The visuals for the show are a respectable effort by J.C. Staff, the soundtrack hits a home run during the climactic scene, and the use of the Mr. Big song “Colorado Bulldog” for the closer is a quite interesting choice. What will likely catch viewer attention the most, though, is the way the episode takes certain concepts that are widely-used in anime - such as the seemingly perfect girl - and utterly shatters them. Making a double-length first episode is also an extremely unusual move.
The result here is a curious mix of deadly serious realism and blatant otaku bait, each of which interferes the appeal on the other rather than complementing each other. Despite that, if the mystery content in future episodes even comes close to matching what is seen here, then this will be a hard series to ignore.
Uta no Prince-sama
Rating: 2.5 (of 5)
Review: Haruka Nanami wants to be a composer so that she can write a song for an idol whose music helped her at a critical point in her life, but she almost gets off to a bad start when an act of kindness causes her to be late for her entrance exam at the prestigious Saotome Academy music school. Two princely guys manage to stall the gate guards who aren't going to let her in until someone on a security camera notices and allows her an exception. Months later she's actually on campus as a student and quickly has encounters both with her saviors from earlier and with several other dashing guys, too. The one who most throws her for a loop, though, is the one she encounters in the garden at night while chasing down a thieving cat.

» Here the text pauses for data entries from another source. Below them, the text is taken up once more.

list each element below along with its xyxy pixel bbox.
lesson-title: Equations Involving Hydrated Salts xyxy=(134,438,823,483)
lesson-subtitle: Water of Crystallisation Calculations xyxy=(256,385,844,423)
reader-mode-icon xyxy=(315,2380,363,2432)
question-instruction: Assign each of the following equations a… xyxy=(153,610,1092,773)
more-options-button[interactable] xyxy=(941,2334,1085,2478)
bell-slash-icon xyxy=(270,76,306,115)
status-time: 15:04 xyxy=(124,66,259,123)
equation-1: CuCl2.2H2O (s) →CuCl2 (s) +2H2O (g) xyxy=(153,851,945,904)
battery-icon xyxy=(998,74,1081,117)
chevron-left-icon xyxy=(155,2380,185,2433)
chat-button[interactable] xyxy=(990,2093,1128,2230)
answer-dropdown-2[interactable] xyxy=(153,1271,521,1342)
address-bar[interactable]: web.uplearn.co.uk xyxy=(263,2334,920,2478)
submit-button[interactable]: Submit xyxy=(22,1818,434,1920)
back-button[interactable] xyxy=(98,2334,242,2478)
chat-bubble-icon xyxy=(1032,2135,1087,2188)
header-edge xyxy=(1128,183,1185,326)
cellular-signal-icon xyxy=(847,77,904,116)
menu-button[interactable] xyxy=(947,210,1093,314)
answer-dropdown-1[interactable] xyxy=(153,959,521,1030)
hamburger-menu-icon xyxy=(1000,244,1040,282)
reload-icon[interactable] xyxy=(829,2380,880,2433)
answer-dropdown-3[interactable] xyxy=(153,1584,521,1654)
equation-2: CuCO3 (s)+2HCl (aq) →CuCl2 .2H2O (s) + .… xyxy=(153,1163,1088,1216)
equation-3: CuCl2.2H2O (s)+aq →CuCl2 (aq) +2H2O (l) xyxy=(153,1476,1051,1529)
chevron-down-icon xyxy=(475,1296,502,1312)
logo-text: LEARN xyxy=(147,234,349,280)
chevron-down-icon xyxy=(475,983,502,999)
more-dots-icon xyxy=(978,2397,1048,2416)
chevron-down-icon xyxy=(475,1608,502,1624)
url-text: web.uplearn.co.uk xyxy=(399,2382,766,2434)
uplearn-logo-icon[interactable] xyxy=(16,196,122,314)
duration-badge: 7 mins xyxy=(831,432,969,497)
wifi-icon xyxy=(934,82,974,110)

Several strikingly handsome guys, all with cookie-cutter hair styles and personality combinations and all playing nice with the heroine? Yep, this is this season's entry in the “reverse harem” subgenre. Its setting at a music school and the array of guys is distinctly reminiscent of La Corda d'Oro, although this one seems to be playing straight rather than mixing in magic and fairies. In fact, the only way in which this one distinguishes itself is that the Headmaster at Saotome Academy is a fruitcake and Haruka's homeroom teacher is a transvestite idol. (All of the teachers and the Headmaster are past or present idols, apparently.) The series does have some good production values in its artistry (although the weird coloring effect on Haruka's eyes might make one think that she is blind) and an excellent insert song, but the ambitiously-animated boy band dance number at the beginning looks a little awkward.
While there's nothing overtly wrong about this first episode, there is nothing all that special about it, either. Those not normally into this kind of fare are unlikely to find any appeal here.
Uta no Prince-Sama is available streaming on NicoNico.